High Country Archeology

A neat newspaper article: Unearthing secrets of the ancient Cascades:

Archaeological digs in two Washington national parks continue to reveal artifacts that debunk the myth that indigenous people didn’t gather food and plants from the upper reaches of the Cascades. A dig near Cascade Pass in North Cascades National Park has revealed evidence that humans used the area 9,600 years ago. At Mount Rainier National Park, a site on the northern slope of the mountain has produced artifacts dating back 7,600 years.


I am not sure why archeologists have been slow to accept the idea that precontact Indians might have ventured into the high county on a regular basis. Why wouldn't they? Mountain goat horns are useful for bowls and spoons, the summer flies are not so thick up there, and fresh glacier lilies are mighty tasty. And I think I disagree with this passage, from anthropologist Bradford Andrews:

Although today it’s more recreational, in the past they were more worried about finding food to eat.
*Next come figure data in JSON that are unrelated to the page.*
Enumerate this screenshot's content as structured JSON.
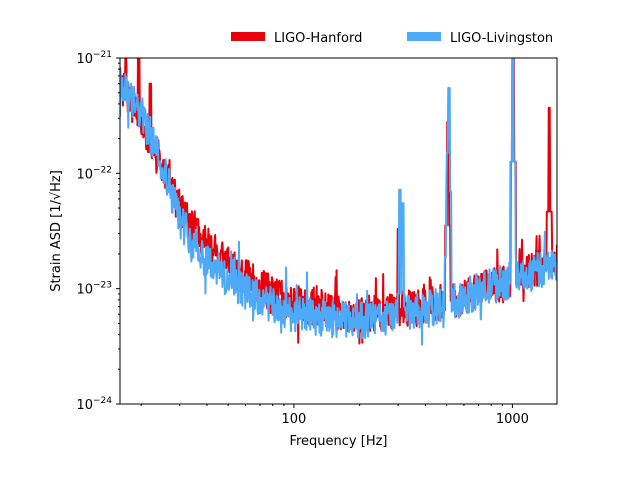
{
  "chart_data": {
    "type": "line",
    "xlabel": "Frequency [Hz]",
    "ylabel": "Strain ASD [1/√Hz]",
    "xscale": "log",
    "yscale": "log",
    "xlim": [
      16,
      1600
    ],
    "ylim": [
      1e-24,
      1e-21
    ],
    "x_ticks": [
      {
        "value": 100,
        "label": "100"
      },
      {
        "value": 1000,
        "label": "1000"
      }
    ],
    "y_ticks": [
      {
        "value": 1e-24,
        "base": "10",
        "exp": "−24"
      },
      {
        "value": 1e-23,
        "base": "10",
        "exp": "−23"
      },
      {
        "value": 1e-22,
        "base": "10",
        "exp": "−22"
      },
      {
        "value": 1e-21,
        "base": "10",
        "exp": "−21"
      }
    ],
    "grid": false,
    "legend_position": "top-right, outside above plot",
    "series": [
      {
        "name": "LIGO-Hanford",
        "color": "#e8000b",
        "baseline": [
          [
            16,
            6e-22
          ],
          [
            20,
            2.8e-22
          ],
          [
            25,
            1.1e-22
          ],
          [
            30,
            5e-23
          ],
          [
            35,
            3.3e-23
          ],
          [
            40,
            2.4e-23
          ],
          [
            50,
            1.6e-23
          ],
          [
            60,
            1.25e-23
          ],
          [
            70,
            1.05e-23
          ],
          [
            80,
            9e-24
          ],
          [
            100,
            7.5e-24
          ],
          [
            130,
            6.5e-24
          ],
          [
            160,
            6.2e-24
          ],
          [
            200,
            6e-24
          ],
          [
            250,
            6.2e-24
          ],
          [
            300,
            6.5e-24
          ],
          [
            400,
            7e-24
          ],
          [
            500,
            7.8e-24
          ],
          [
            600,
            8.5e-24
          ],
          [
            700,
            9.5e-24
          ],
          [
            800,
            1.05e-23
          ],
          [
            1000,
            1.2e-23
          ],
          [
            1200,
            1.4e-23
          ],
          [
            1400,
            1.6e-23
          ],
          [
            1600,
            1.8e-23
          ]
        ],
        "peaks": [
          {
            "f": 17,
            "value": 1e-21
          },
          {
            "f": 19.5,
            "value": 1e-21
          },
          {
            "f": 22,
            "value": 6e-22
          },
          {
            "f": 300,
            "value": 3.3e-23
          },
          {
            "f": 507,
            "value": 2.8e-22
          },
          {
            "f": 1008,
            "value": 1e-21
          },
          {
            "f": 1475,
            "value": 3.7e-22
          }
        ]
      },
      {
        "name": "LIGO-Livingston",
        "color": "#4daaf9",
        "baseline": [
          [
            16,
            5.8e-22
          ],
          [
            20,
            3.3e-22
          ],
          [
            25,
            1.2e-22
          ],
          [
            30,
            4e-23
          ],
          [
            35,
            2.5e-23
          ],
          [
            40,
            1.8e-23
          ],
          [
            50,
            1.2e-23
          ],
          [
            60,
            9.5e-24
          ],
          [
            70,
            8e-24
          ],
          [
            80,
            7e-24
          ],
          [
            100,
            6e-24
          ],
          [
            130,
            5.6e-24
          ],
          [
            160,
            5.4e-24
          ],
          [
            200,
            5.3e-24
          ],
          [
            250,
            5.5e-24
          ],
          [
            300,
            5.8e-24
          ],
          [
            400,
            6.5e-24
          ],
          [
            500,
            7.5e-24
          ],
          [
            600,
            8.5e-24
          ],
          [
            700,
            9.5e-24
          ],
          [
            800,
            1.05e-23
          ],
          [
            1000,
            1.2e-23
          ],
          [
            1200,
            1.35e-23
          ],
          [
            1400,
            1.5e-23
          ],
          [
            1600,
            1.6e-23
          ]
        ],
        "peaks": [
          {
            "f": 306,
            "value": 7.2e-23
          },
          {
            "f": 315,
            "value": 5.5e-23
          },
          {
            "f": 503,
            "value": 1.5e-22
          },
          {
            "f": 512,
            "value": 5.5e-22
          },
          {
            "f": 1005,
            "value": 1e-21
          }
        ]
      }
    ]
  }
}
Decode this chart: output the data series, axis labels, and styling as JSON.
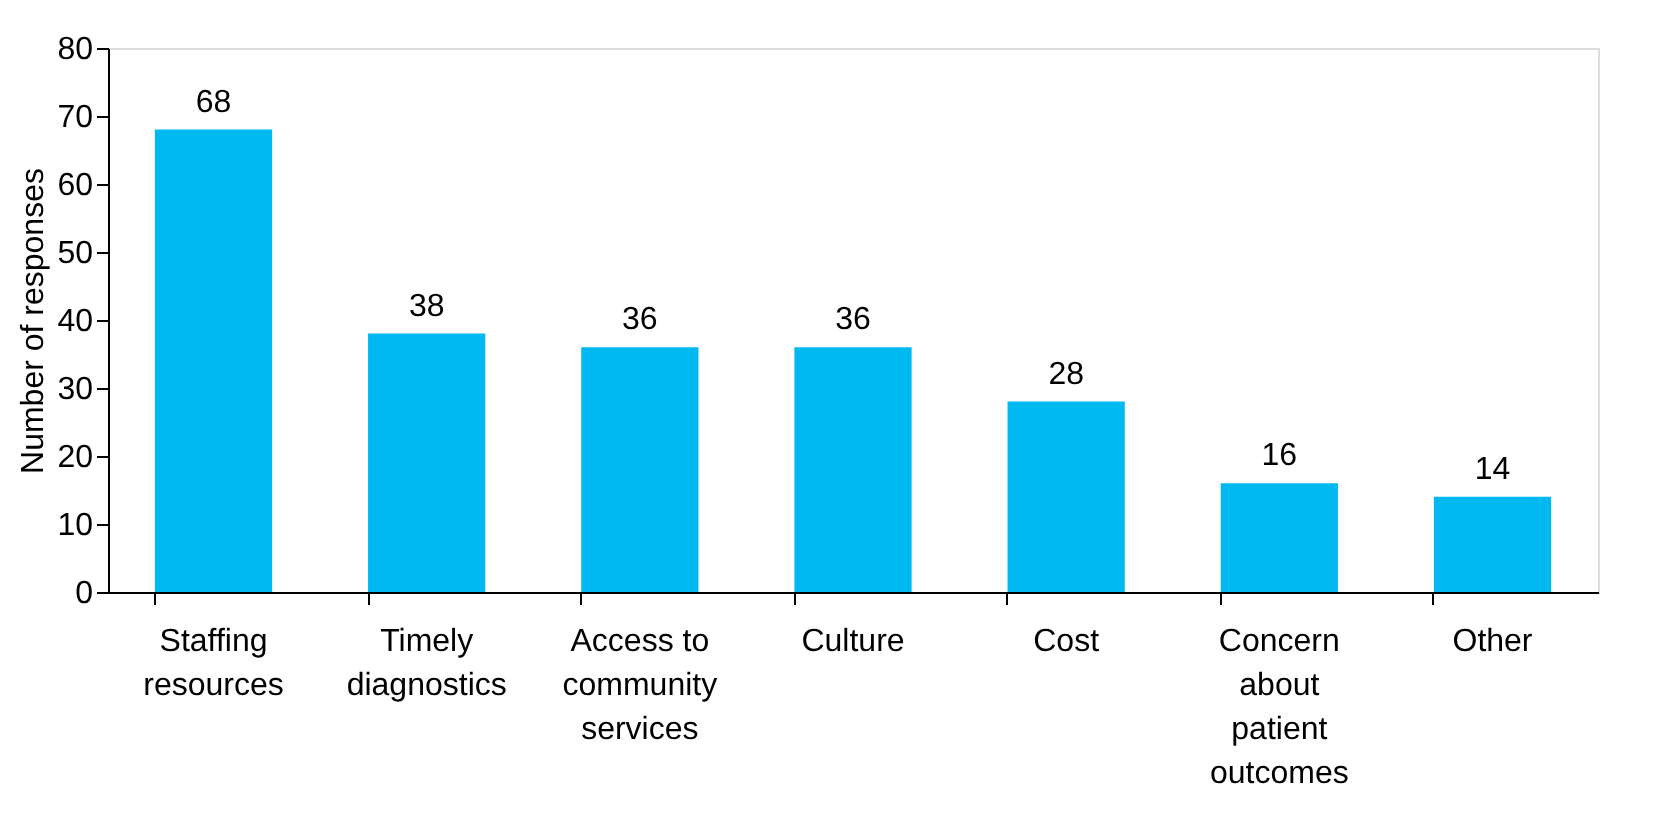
{
  "chart_data": {
    "type": "bar",
    "ylabel": "Number of responses",
    "categories": [
      "Staffing resources",
      "Timely diagnostics",
      "Access to community services",
      "Culture",
      "Cost",
      "Concern about patient outcomes",
      "Other"
    ],
    "values": [
      68,
      38,
      36,
      36,
      28,
      16,
      14
    ],
    "color": "#00b9f1",
    "ylim": [
      0,
      80
    ],
    "yticks": [
      0,
      10,
      20,
      30,
      40,
      50,
      60,
      70,
      80
    ],
    "grid": false,
    "data_labels": true
  }
}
Why couldn't it have been both? That 20th century Americans find the Cascades high country beautiful is not some modern refinement. We have abundant evidence that American Indians had a highly developed aesthetic sense for the outdoors as well. Maybe the Indians who left the fire pits and tools that archeologists are finding in the high county were there on vacation!

(I don't normally link to newspaper articles but this one is bringing back memories. I worked for four seasons in the North Cascades National Park, the last few on trail crew, and frequently hiked across Cascade Pass and similar places. I have fond memories of feasting on huckleberries and blueberries at 6000 feet.)